Ademais da lenda de Breogão, de Hércules e de Trezenzónio, conservam-se outros relatos que têm como referente a Torre e que nos falam de episódios épicos e mágicos, nos que a realidade e a ficção vão unidas e que chegaram até nós, de geração em geração, graças à transmissão do mito. Entre eles devemos destacar:

A lenda do espelho

Conta o rei Afonso X, o Sábio na sua Crónica General que quando Hércules venceu a Gerião, deu-lhe morte e enterrou o seu corpo, construiu uma torre sobre a sua tumba. O seu sobrinho o rei Hispán fez colocar no alto da torre uma candeia e um grande espelho que permitia controlar todo o mar de forma que nenhum navio podia recorrer a costa sem ser avistado desde o farol.

Segundo a tradição, este magnífico espelho foi destruido pelos judeus que, escapando de Nabucodonosor, chegaram em barco ao litoral corunhês e ao perceber da existência deste espelho que poderia descobri-los, decidiram destruí-lo. Para isso ocultaram os barcos debaixo de um manto de folhas e de galhos e, camuflados sob a vegetação, levaram as suas naves aos pés da Torre e, uma vez ali, quebraram o espelho.

A lenda do espelho chegou até nós por diversas vias. Alguns autores vinculam o mito ao de Hércules e outros ao de Breogão. Estes últimos defendem que nos dias claros, graças ao espelho, era possível ver com detalhe o litoral da Irlanda e avisar com muita antecedência da chegada de navios inimigos.
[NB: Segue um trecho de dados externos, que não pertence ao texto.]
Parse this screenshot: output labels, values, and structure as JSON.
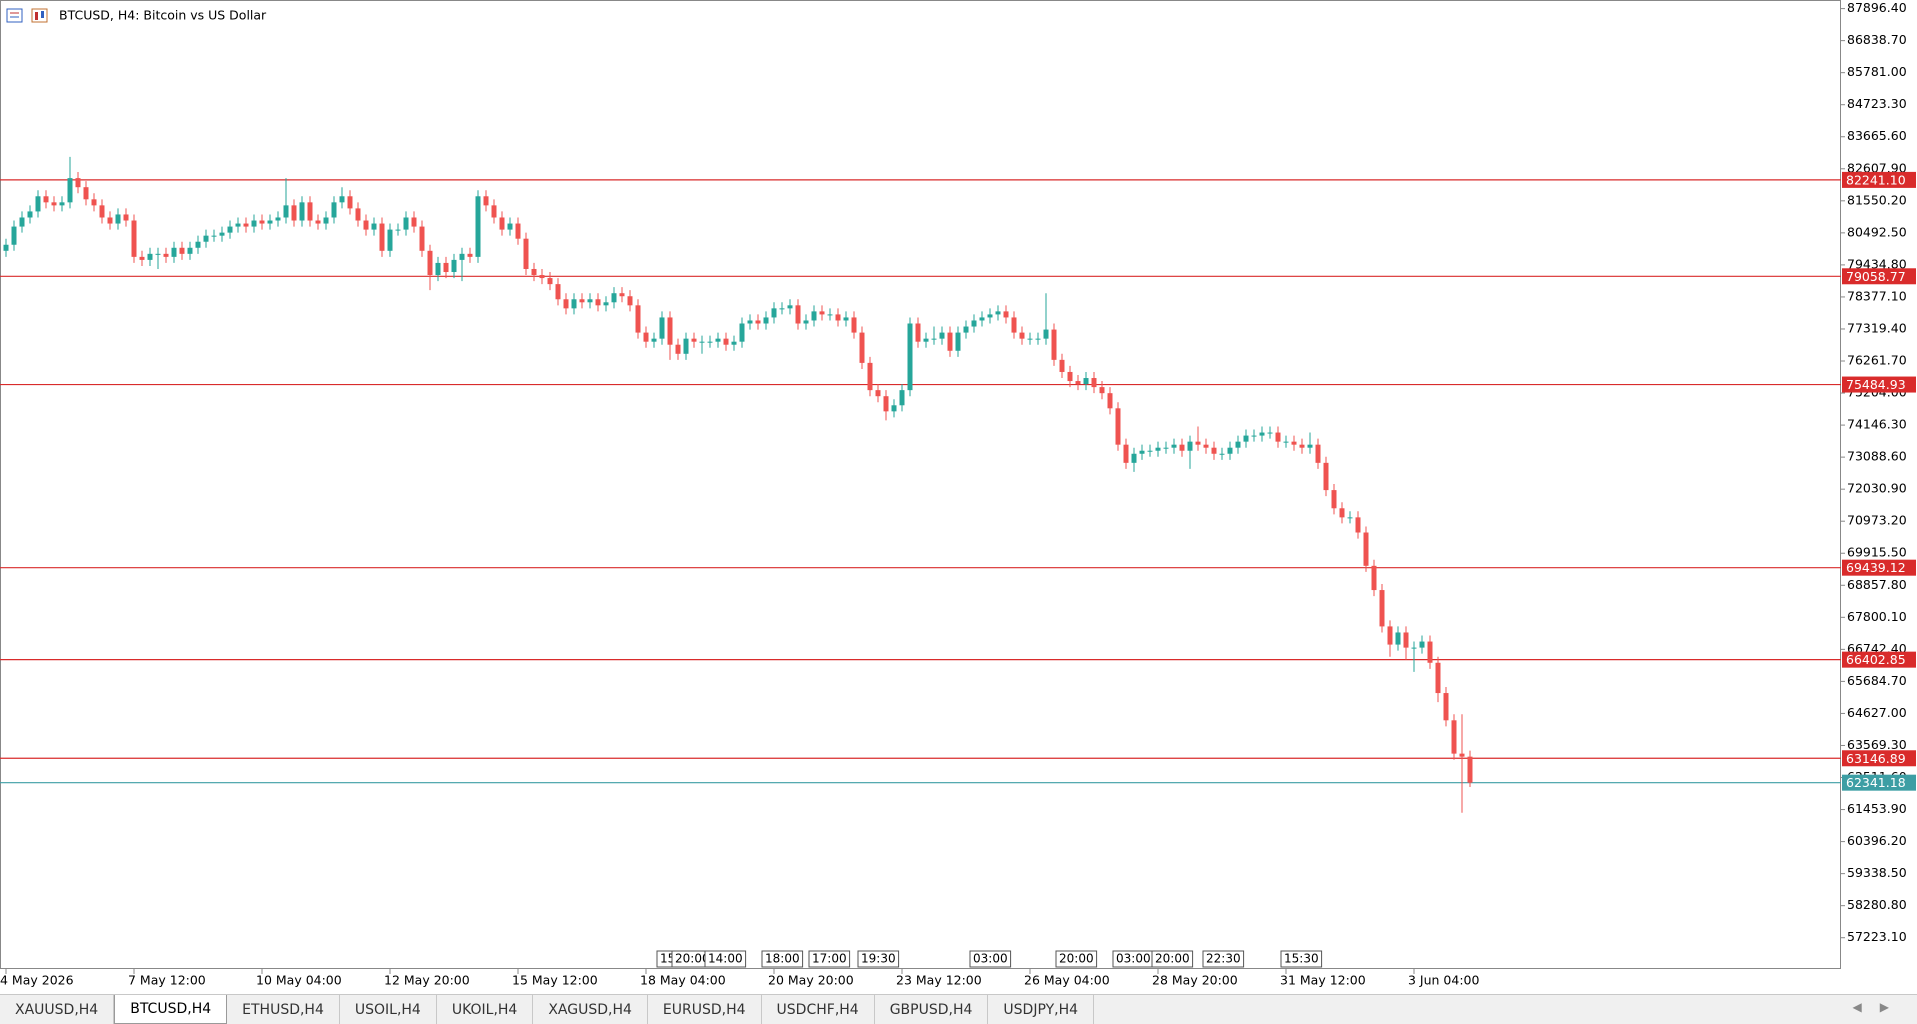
{
  "chart_data": {
    "type": "candlestick",
    "title": "BTCUSD, H4:  Bitcoin vs US Dollar",
    "up_color": "#26a69a",
    "down_color": "#ef5350",
    "grid": false,
    "ylim": [
      56190,
      88180
    ],
    "yticks": [
      {
        "value": 87896.4,
        "label": "87896.40"
      },
      {
        "value": 86838.7,
        "label": "86838.70"
      },
      {
        "value": 85781,
        "label": "85781.00"
      },
      {
        "value": 84723.3,
        "label": "84723.30"
      },
      {
        "value": 83665.6,
        "label": "83665.60"
      },
      {
        "value": 82607.9,
        "label": "82607.90"
      },
      {
        "value": 81550.2,
        "label": "81550.20"
      },
      {
        "value": 80492.5,
        "label": "80492.50"
      },
      {
        "value": 79434.8,
        "label": "79434.80"
      },
      {
        "value": 78377.1,
        "label": "78377.10"
      },
      {
        "value": 77319.4,
        "label": "77319.40"
      },
      {
        "value": 76261.7,
        "label": "76261.70"
      },
      {
        "value": 75204,
        "label": "75204.00"
      },
      {
        "value": 74146.3,
        "label": "74146.30"
      },
      {
        "value": 73088.6,
        "label": "73088.60"
      },
      {
        "value": 72030.9,
        "label": "72030.90"
      },
      {
        "value": 70973.2,
        "label": "70973.20"
      },
      {
        "value": 69915.5,
        "label": "69915.50"
      },
      {
        "value": 68857.8,
        "label": "68857.80"
      },
      {
        "value": 67800.1,
        "label": "67800.10"
      },
      {
        "value": 66742.4,
        "label": "66742.40"
      },
      {
        "value": 65684.7,
        "label": "65684.70"
      },
      {
        "value": 64627,
        "label": "64627.00"
      },
      {
        "value": 63569.3,
        "label": "63569.30"
      },
      {
        "value": 62511.6,
        "label": "62511.60"
      },
      {
        "value": 61453.9,
        "label": "61453.90"
      },
      {
        "value": 60396.2,
        "label": "60396.20"
      },
      {
        "value": 59338.5,
        "label": "59338.50"
      },
      {
        "value": 58280.8,
        "label": "58280.80"
      },
      {
        "value": 57223.1,
        "label": "57223.10"
      }
    ],
    "levels": [
      {
        "value": 82241.1,
        "label": "82241.10",
        "color": "#d92b2b"
      },
      {
        "value": 79058.77,
        "label": "79058.77",
        "color": "#d92b2b"
      },
      {
        "value": 75484.93,
        "label": "75484.93",
        "color": "#d92b2b"
      },
      {
        "value": 69439.12,
        "label": "69439.12",
        "color": "#d92b2b"
      },
      {
        "value": 66402.85,
        "label": "66402.85",
        "color": "#d92b2b"
      },
      {
        "value": 63146.89,
        "label": "63146.89",
        "color": "#d92b2b"
      }
    ],
    "current_price": {
      "value": 62341.18,
      "label": "62341.18",
      "color": "#3d9ea4"
    },
    "event_markers": [
      "15",
      "20:00",
      "14:00",
      "18:00",
      "17:00",
      "19:30",
      "03:00",
      "20:00",
      "03:00",
      "20:00",
      "22:30",
      "15:30"
    ],
    "categories": [
      "4 May 2026",
      null,
      null,
      null,
      null,
      null,
      null,
      null,
      null,
      null,
      null,
      null,
      null,
      null,
      null,
      null,
      "7 May 12:00",
      null,
      null,
      null,
      null,
      null,
      null,
      null,
      null,
      null,
      null,
      null,
      null,
      null,
      null,
      null,
      "10 May 04:00",
      null,
      null,
      null,
      null,
      null,
      null,
      null,
      null,
      null,
      null,
      null,
      null,
      null,
      null,
      null,
      "12 May 20:00",
      null,
      null,
      null,
      null,
      null,
      null,
      null,
      null,
      null,
      null,
      null,
      null,
      null,
      null,
      null,
      "15 May 12:00",
      null,
      null,
      null,
      null,
      null,
      null,
      null,
      null,
      null,
      null,
      null,
      null,
      null,
      null,
      null,
      "18 May 04:00",
      null,
      null,
      null,
      null,
      null,
      null,
      null,
      null,
      null,
      null,
      null,
      null,
      null,
      null,
      null,
      "20 May 20:00",
      null,
      null,
      null,
      null,
      null,
      null,
      null,
      null,
      null,
      null,
      null,
      null,
      null,
      null,
      null,
      "23 May 12:00",
      null,
      null,
      null,
      null,
      null,
      null,
      null,
      null,
      null,
      null,
      null,
      null,
      null,
      null,
      null,
      "26 May 04:00",
      null,
      null,
      null,
      null,
      null,
      null,
      null,
      null,
      null,
      null,
      null,
      null,
      null,
      null,
      null,
      "28 May 20:00",
      null,
      null,
      null,
      null,
      null,
      null,
      null,
      null,
      null,
      null,
      null,
      null,
      null,
      null,
      null,
      "31 May 12:00",
      null,
      null,
      null,
      null,
      null,
      null,
      null,
      null,
      null,
      null,
      null,
      null,
      null,
      null,
      null,
      "3 Jun 04:00",
      null,
      null,
      null,
      null,
      null,
      null,
      null
    ],
    "open": [
      79900,
      80100,
      80700,
      81000,
      81200,
      81700,
      81500,
      81400,
      81500,
      82300,
      82000,
      81600,
      81400,
      81000,
      80800,
      81100,
      80900,
      79700,
      79600,
      79800,
      79800,
      79700,
      80000,
      79800,
      80000,
      80200,
      80400,
      80400,
      80500,
      80700,
      80800,
      80700,
      80900,
      80800,
      80900,
      81000,
      81400,
      80900,
      81500,
      80900,
      80800,
      81000,
      81500,
      81700,
      81300,
      80900,
      80600,
      80800,
      79900,
      80600,
      80600,
      81000,
      80700,
      79900,
      79100,
      79500,
      79200,
      79600,
      79800,
      79700,
      81700,
      81400,
      81000,
      80600,
      80800,
      80300,
      79300,
      79100,
      79000,
      78800,
      78300,
      78000,
      78300,
      78200,
      78300,
      78100,
      78200,
      78500,
      78400,
      78100,
      77200,
      76900,
      77000,
      77700,
      76800,
      76500,
      77000,
      76900,
      76900,
      76900,
      77000,
      76800,
      76900,
      77500,
      77600,
      77500,
      77700,
      78000,
      78000,
      78100,
      77500,
      77600,
      77900,
      77800,
      77800,
      77600,
      77700,
      77200,
      76200,
      75300,
      75100,
      74600,
      74800,
      75300,
      77500,
      76900,
      77000,
      77000,
      77200,
      76600,
      77200,
      77400,
      77600,
      77700,
      77800,
      77900,
      77700,
      77200,
      77000,
      77000,
      77000,
      77300,
      76300,
      75900,
      75600,
      75500,
      75700,
      75400,
      75200,
      74700,
      73500,
      72900,
      73200,
      73300,
      73300,
      73400,
      73400,
      73500,
      73300,
      73600,
      73500,
      73400,
      73200,
      73200,
      73400,
      73600,
      73800,
      73800,
      73900,
      73900,
      73600,
      73600,
      73500,
      73400,
      73500,
      72900,
      72000,
      71400,
      71100,
      71100,
      70600,
      69500,
      68700,
      67500,
      66900,
      67300,
      66800,
      66800,
      67000,
      66300,
      65300,
      64400,
      63300,
      63200
    ],
    "high": [
      80300,
      80900,
      81200,
      81400,
      81900,
      81900,
      81700,
      81700,
      83000,
      82500,
      82200,
      81800,
      81600,
      81200,
      81300,
      81300,
      81100,
      79900,
      80000,
      80000,
      80000,
      80200,
      80200,
      80200,
      80400,
      80600,
      80600,
      80700,
      80900,
      81000,
      81000,
      81100,
      81100,
      81100,
      81200,
      82300,
      81600,
      81700,
      81700,
      81100,
      81200,
      81700,
      82000,
      81900,
      81500,
      81100,
      81000,
      81000,
      80800,
      80800,
      81200,
      81200,
      80900,
      80100,
      79700,
      79700,
      79800,
      80000,
      80000,
      81900,
      81900,
      81600,
      81200,
      81000,
      81000,
      80500,
      79500,
      79300,
      79200,
      79000,
      78500,
      78500,
      78500,
      78500,
      78500,
      78400,
      78700,
      78700,
      78600,
      78300,
      77400,
      77200,
      77900,
      77900,
      77000,
      77200,
      77200,
      77100,
      77100,
      77200,
      77200,
      77100,
      77700,
      77800,
      77800,
      77900,
      78200,
      78200,
      78300,
      78300,
      77800,
      78100,
      78100,
      78000,
      78000,
      77900,
      77900,
      77400,
      76400,
      75500,
      75300,
      75000,
      75500,
      77700,
      77700,
      77200,
      77400,
      77400,
      77400,
      77400,
      77600,
      77800,
      77900,
      78000,
      78100,
      78100,
      77900,
      77400,
      77200,
      77200,
      78500,
      77500,
      76500,
      76100,
      75800,
      75900,
      75900,
      75600,
      75400,
      74900,
      73700,
      73400,
      73500,
      73500,
      73600,
      73600,
      73700,
      73700,
      73800,
      74100,
      73700,
      73600,
      73400,
      73600,
      73800,
      74000,
      74000,
      74100,
      74100,
      74100,
      73800,
      73800,
      73700,
      73900,
      73700,
      73100,
      72200,
      71600,
      71300,
      71300,
      70800,
      69700,
      68900,
      67700,
      67500,
      67500,
      67000,
      67200,
      67200,
      66500,
      65500,
      64600,
      64600,
      63400
    ],
    "low": [
      79700,
      79900,
      80500,
      80800,
      81000,
      81300,
      81200,
      81200,
      81300,
      81800,
      81400,
      81200,
      80800,
      80600,
      80600,
      80700,
      79500,
      79400,
      79400,
      79300,
      79500,
      79500,
      79600,
      79600,
      79800,
      80000,
      80200,
      80200,
      80300,
      80500,
      80500,
      80500,
      80600,
      80600,
      80700,
      80800,
      80700,
      80700,
      80700,
      80600,
      80600,
      80800,
      81300,
      81100,
      80700,
      80400,
      80400,
      79700,
      79700,
      80400,
      80400,
      80500,
      79700,
      78600,
      78900,
      79000,
      79000,
      78900,
      79500,
      79500,
      81200,
      80800,
      80400,
      80400,
      80100,
      79100,
      78900,
      78800,
      78600,
      78100,
      77800,
      77800,
      78000,
      78000,
      77900,
      77900,
      78000,
      78200,
      77900,
      77000,
      76700,
      76700,
      76800,
      76300,
      76300,
      76300,
      76700,
      76500,
      76700,
      76700,
      76600,
      76600,
      76700,
      77300,
      77300,
      77300,
      77500,
      77800,
      77800,
      77300,
      77300,
      77400,
      77600,
      77600,
      77400,
      77400,
      77000,
      76000,
      75100,
      74900,
      74300,
      74400,
      74600,
      75100,
      76700,
      76700,
      76800,
      76800,
      76400,
      76400,
      77000,
      77200,
      77400,
      77500,
      77600,
      77500,
      77000,
      76800,
      76800,
      76800,
      76800,
      76100,
      75700,
      75400,
      75300,
      75300,
      75200,
      75000,
      74500,
      73300,
      72700,
      72600,
      73000,
      73100,
      73100,
      73200,
      73200,
      73100,
      72700,
      73300,
      73200,
      73000,
      73000,
      73000,
      73200,
      73400,
      73600,
      73600,
      73700,
      73400,
      73400,
      73300,
      73200,
      73200,
      72700,
      71800,
      71200,
      70900,
      70900,
      70400,
      69300,
      68500,
      67300,
      66500,
      66700,
      66400,
      66000,
      66600,
      66100,
      65000,
      64200,
      63100,
      61350,
      62200
    ],
    "close": [
      80100,
      80700,
      81000,
      81200,
      81700,
      81500,
      81400,
      81500,
      82300,
      82000,
      81600,
      81400,
      81000,
      80800,
      81100,
      80900,
      79700,
      79600,
      79800,
      79800,
      79700,
      80000,
      79800,
      80000,
      80200,
      80400,
      80400,
      80500,
      80700,
      80800,
      80700,
      80900,
      80800,
      80900,
      81000,
      81400,
      80900,
      81500,
      80900,
      80800,
      81000,
      81500,
      81700,
      81300,
      80900,
      80600,
      80800,
      79900,
      80600,
      80600,
      81000,
      80700,
      79900,
      79100,
      79500,
      79200,
      79600,
      79800,
      79700,
      81700,
      81400,
      81000,
      80600,
      80800,
      80300,
      79300,
      79100,
      79000,
      78800,
      78300,
      78000,
      78300,
      78200,
      78300,
      78100,
      78200,
      78500,
      78400,
      78100,
      77200,
      76900,
      77000,
      77700,
      76800,
      76500,
      77000,
      76900,
      76900,
      76900,
      77000,
      76800,
      76900,
      77500,
      77600,
      77500,
      77700,
      78000,
      78000,
      78100,
      77500,
      77600,
      77900,
      77800,
      77800,
      77600,
      77700,
      77200,
      76200,
      75300,
      75100,
      74600,
      74800,
      75300,
      77500,
      76900,
      77000,
      77000,
      77200,
      76600,
      77200,
      77400,
      77600,
      77700,
      77800,
      77900,
      77700,
      77200,
      77000,
      77000,
      77000,
      77300,
      76300,
      75900,
      75600,
      75500,
      75700,
      75400,
      75200,
      74700,
      73500,
      72900,
      73200,
      73300,
      73300,
      73400,
      73400,
      73500,
      73300,
      73600,
      73500,
      73400,
      73200,
      73200,
      73400,
      73600,
      73800,
      73800,
      73900,
      73900,
      73600,
      73600,
      73500,
      73400,
      73500,
      72900,
      72000,
      71400,
      71100,
      71100,
      70600,
      69500,
      68700,
      67500,
      66900,
      67300,
      66800,
      66800,
      67000,
      66300,
      65300,
      64400,
      63300,
      63200,
      62341
    ]
  },
  "tabs": {
    "items": [
      "XAUUSD,H4",
      "BTCUSD,H4",
      "ETHUSD,H4",
      "USOIL,H4",
      "UKOIL,H4",
      "XAGUSD,H4",
      "EURUSD,H4",
      "USDCHF,H4",
      "GBPUSD,H4",
      "USDJPY,H4"
    ],
    "active": 1
  }
}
A lenda da resistência dos soldados ante o assédio de Francis Drake

Tettamancy, na sua obra La Torre de Hércules. Impresiones acerca de este antiquísimo faro bajo su aspecto histórico-arqueológico, relata como entre o 5 e o 6 de Maio de 1589 o pirata inglês Francis Drake assediou a cidade e tomou a Pescadaria, mas um grupo de soldados se refugiaram na Torre e resistiram, porém sofreram um duríssimo assédio. Este durou nove longos dias nos que se acabaram os víveres e a água. Pouco a pouco a fome e a fatiga foram vencendo o ânimo dos soldados, mas houve um que aguentou até o final, sem mais alimento que os ovos de algumas aves que aninhavam no velho farol.